The last Ensemble method we will discuss in this chapter is called **Stacking** (short for *Stacked Generalization*). It is based on a simple idea: instead of using trivial functions (such as hard voting) to aggregate the predictions of all predictors in an ensemble, why don’t we train a model to perform this aggregation? Figure 7-12 shows such an ensemble performing a regression task on a new instance. Each of the bottom three predictors predicts a different value (3.1, 2.7, and 2.9), and then the final predictor (called a **blender**, or a **meta-learner**) takes these inputs and makes the final prediction (3.0).

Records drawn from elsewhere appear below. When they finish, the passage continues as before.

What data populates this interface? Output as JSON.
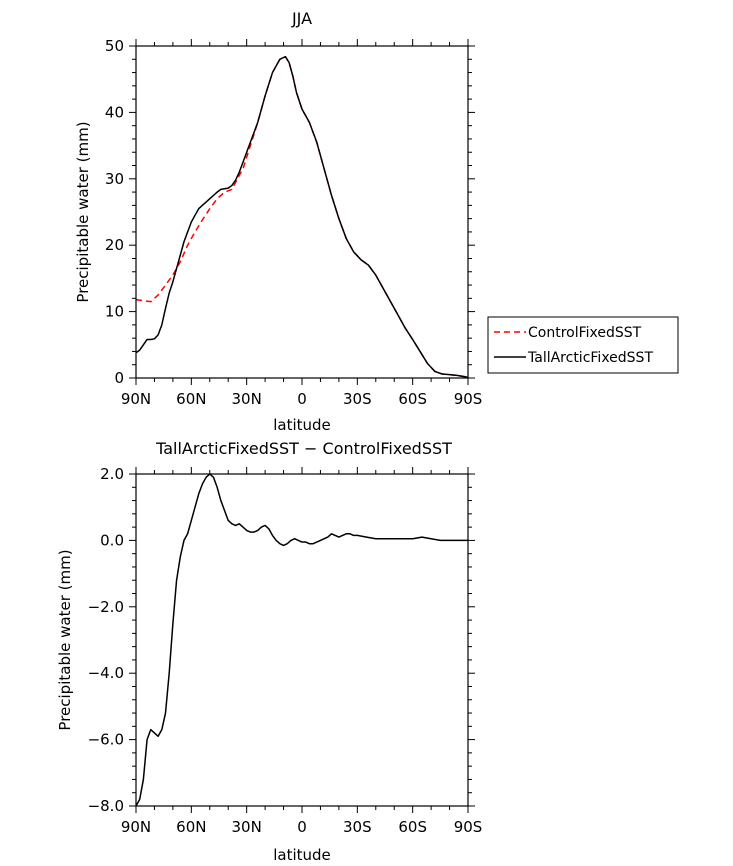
{
  "chart_data": [
    {
      "type": "line",
      "title": "JJA",
      "xlabel": "latitude",
      "ylabel": "Precipitable water (mm)",
      "xlim": [
        90,
        -90
      ],
      "ylim": [
        0,
        50
      ],
      "x_ticks": [
        90,
        60,
        30,
        0,
        -30,
        -60,
        -90
      ],
      "x_tick_labels": [
        "90N",
        "60N",
        "30N",
        "0",
        "30S",
        "60S",
        "90S"
      ],
      "y_ticks": [
        0,
        10,
        20,
        30,
        40,
        50
      ],
      "y_tick_labels": [
        "0",
        "10",
        "20",
        "30",
        "40",
        "50"
      ],
      "legend_position": "right",
      "series": [
        {
          "name": "ControlFixedSST",
          "color": "#ff0000",
          "dash": "dashed",
          "x": [
            90,
            85,
            82,
            78,
            74,
            70,
            66,
            62,
            58,
            54,
            50,
            46,
            42,
            38,
            35,
            32,
            28,
            24,
            20,
            16,
            12,
            9,
            7,
            5,
            3,
            0,
            -4,
            -8,
            -12,
            -16,
            -20,
            -24,
            -28,
            -32,
            -36,
            -40,
            -44,
            -48,
            -52,
            -56,
            -60,
            -64,
            -68,
            -72,
            -76,
            -80,
            -84,
            -88,
            -90
          ],
          "y": [
            11.8,
            11.6,
            11.5,
            12.5,
            14.0,
            15.5,
            17.5,
            20.0,
            22.0,
            23.8,
            25.5,
            27.0,
            28.0,
            28.4,
            30.0,
            31.5,
            35.0,
            38.5,
            42.5,
            46.0,
            48.0,
            48.4,
            47.5,
            45.5,
            43.0,
            40.5,
            38.5,
            35.5,
            31.5,
            27.5,
            24.0,
            21.0,
            19.0,
            17.8,
            17.0,
            15.5,
            13.5,
            11.5,
            9.5,
            7.5,
            5.8,
            4.0,
            2.2,
            1.0,
            0.6,
            0.5,
            0.4,
            0.2,
            0.1
          ]
        },
        {
          "name": "TallArcticFixedSST",
          "color": "#000000",
          "dash": "solid",
          "x": [
            90,
            88,
            86,
            84,
            82,
            80,
            78,
            76,
            74,
            72,
            70,
            68,
            66,
            64,
            62,
            60,
            58,
            56,
            54,
            52,
            50,
            48,
            46,
            44,
            42,
            40,
            38,
            36,
            34,
            32,
            28,
            24,
            20,
            16,
            12,
            9,
            7,
            5,
            3,
            0,
            -4,
            -8,
            -12,
            -16,
            -20,
            -24,
            -28,
            -32,
            -36,
            -40,
            -44,
            -48,
            -52,
            -56,
            -60,
            -64,
            -68,
            -72,
            -76,
            -80,
            -84,
            -88,
            -90
          ],
          "y": [
            3.8,
            4.2,
            5.0,
            5.8,
            5.8,
            5.9,
            6.5,
            8.0,
            10.5,
            12.8,
            14.5,
            16.5,
            18.5,
            20.5,
            22.0,
            23.5,
            24.5,
            25.5,
            26.0,
            26.5,
            27.0,
            27.5,
            28.0,
            28.4,
            28.5,
            28.6,
            29.0,
            29.8,
            31.0,
            32.5,
            35.5,
            38.5,
            42.5,
            46.0,
            48.0,
            48.4,
            47.5,
            45.5,
            43.0,
            40.5,
            38.5,
            35.5,
            31.5,
            27.5,
            24.0,
            21.0,
            19.0,
            17.8,
            17.0,
            15.5,
            13.5,
            11.5,
            9.5,
            7.5,
            5.8,
            4.0,
            2.2,
            1.0,
            0.6,
            0.5,
            0.4,
            0.2,
            0.1
          ]
        }
      ]
    },
    {
      "type": "line",
      "title": "TallArcticFixedSST − ControlFixedSST",
      "xlabel": "latitude",
      "ylabel": "Precipitable water (mm)",
      "xlim": [
        90,
        -90
      ],
      "ylim": [
        -8.0,
        2.0
      ],
      "x_ticks": [
        90,
        60,
        30,
        0,
        -30,
        -60,
        -90
      ],
      "x_tick_labels": [
        "90N",
        "60N",
        "30N",
        "0",
        "30S",
        "60S",
        "90S"
      ],
      "y_ticks": [
        -8,
        -6,
        -4,
        -2,
        0,
        2
      ],
      "y_tick_labels": [
        "−8.0",
        "−6.0",
        "−4.0",
        "−2.0",
        "0.0",
        "2.0"
      ],
      "series": [
        {
          "color": "#000000",
          "dash": "solid",
          "x": [
            90,
            88,
            86,
            84,
            82,
            80,
            78,
            76,
            74,
            72,
            70,
            68,
            66,
            64,
            62,
            60,
            58,
            56,
            54,
            52,
            50,
            48,
            46,
            44,
            42,
            40,
            38,
            36,
            34,
            32,
            30,
            28,
            26,
            24,
            22,
            20,
            18,
            16,
            14,
            12,
            10,
            8,
            6,
            4,
            2,
            0,
            -2,
            -4,
            -6,
            -8,
            -10,
            -12,
            -14,
            -16,
            -18,
            -20,
            -22,
            -24,
            -26,
            -28,
            -30,
            -35,
            -40,
            -45,
            -50,
            -55,
            -60,
            -65,
            -70,
            -75,
            -80,
            -85,
            -90
          ],
          "y": [
            -8.0,
            -7.8,
            -7.2,
            -6.0,
            -5.7,
            -5.8,
            -5.9,
            -5.7,
            -5.2,
            -4.0,
            -2.5,
            -1.2,
            -0.5,
            0.0,
            0.2,
            0.6,
            1.0,
            1.4,
            1.7,
            1.9,
            2.0,
            1.9,
            1.6,
            1.2,
            0.9,
            0.6,
            0.5,
            0.45,
            0.5,
            0.4,
            0.3,
            0.25,
            0.25,
            0.3,
            0.4,
            0.45,
            0.35,
            0.15,
            0.0,
            -0.1,
            -0.15,
            -0.1,
            0.0,
            0.05,
            0.0,
            -0.05,
            -0.05,
            -0.1,
            -0.1,
            -0.05,
            0.0,
            0.05,
            0.1,
            0.2,
            0.15,
            0.1,
            0.15,
            0.2,
            0.2,
            0.15,
            0.15,
            0.1,
            0.05,
            0.05,
            0.05,
            0.05,
            0.05,
            0.1,
            0.05,
            0.0,
            0.0,
            0.0,
            0.0
          ]
        }
      ]
    }
  ]
}
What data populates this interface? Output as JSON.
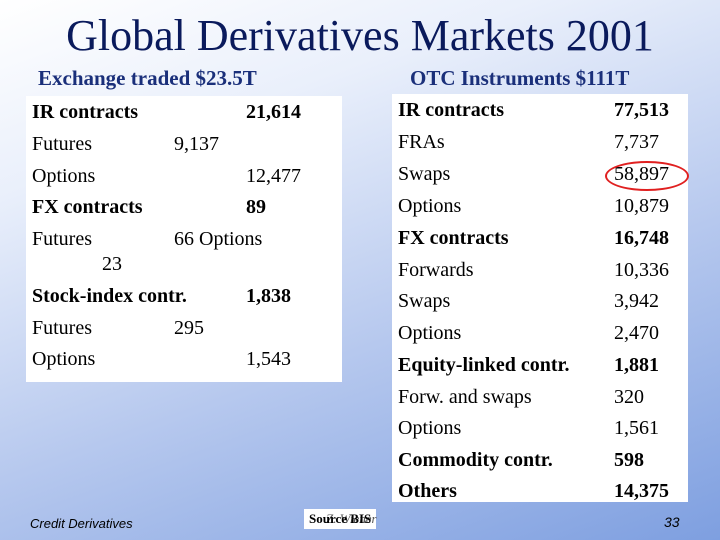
{
  "title": "Global Derivatives Markets 2001",
  "exchange": {
    "heading": "Exchange traded  $23.5T",
    "rows": [
      {
        "label": "IR contracts",
        "value": "21,614"
      },
      {
        "label": "Futures",
        "value": "9,137"
      },
      {
        "label": "Options",
        "value": "12,477"
      },
      {
        "label": "FX contracts",
        "value": "89"
      },
      {
        "label": "Futures",
        "value": "66 Options"
      },
      {
        "label": "",
        "value": "23"
      },
      {
        "label": "Stock-index contr.",
        "value": "1,838"
      },
      {
        "label": "Futures",
        "value": "295"
      },
      {
        "label": "Options",
        "value": "1,543"
      }
    ]
  },
  "otc": {
    "heading": "OTC Instruments  $111T",
    "rows": [
      {
        "label": "IR contracts",
        "value": "77,513"
      },
      {
        "label": "FRAs",
        "value": "7,737"
      },
      {
        "label": "Swaps",
        "value": "58,897"
      },
      {
        "label": "Options",
        "value": "10,879"
      },
      {
        "label": "FX contracts",
        "value": "16,748"
      },
      {
        "label": "Forwards",
        "value": "10,336"
      },
      {
        "label": "Swaps",
        "value": "3,942"
      },
      {
        "label": "Options",
        "value": "2,470"
      },
      {
        "label": "Equity-linked contr.",
        "value": "1,881"
      },
      {
        "label": "Forw. and swaps",
        "value": "320"
      },
      {
        "label": "Options",
        "value": "1,561"
      },
      {
        "label": "Commodity contr.",
        "value": "598"
      },
      {
        "label": "Others",
        "value": "14,375"
      }
    ]
  },
  "footer": {
    "left": "Credit Derivatives",
    "source": "Source BIS",
    "author": "Z. Wiener",
    "page": "33"
  },
  "colors": {
    "title": "#0a1a5c",
    "heading": "#1a2f7a",
    "highlight_circle": "#e02020"
  }
}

To train the blender, a common approach is to use a hold-out set. First, the training set is split into two subsets. The first subset is used to train the predictors in the first layer. Next, the first layer’s predictors are used to make predictions on the second (held-out) set. This ensures that the predictions are "clean," since the predictors never saw these instances during training. Now for each instance in the held-out set, there are three predicted values. We can create a new training set using these predicted values as input features (which makes this new training set three-dimensional), and keeping the target values. The blender is trained on this new training set, so it learns to predict the target value given the first layer’s predictions.

Unfortunately, Scikit-Learn does not support stacking directly, but it is not too hard to roll out your own implementation.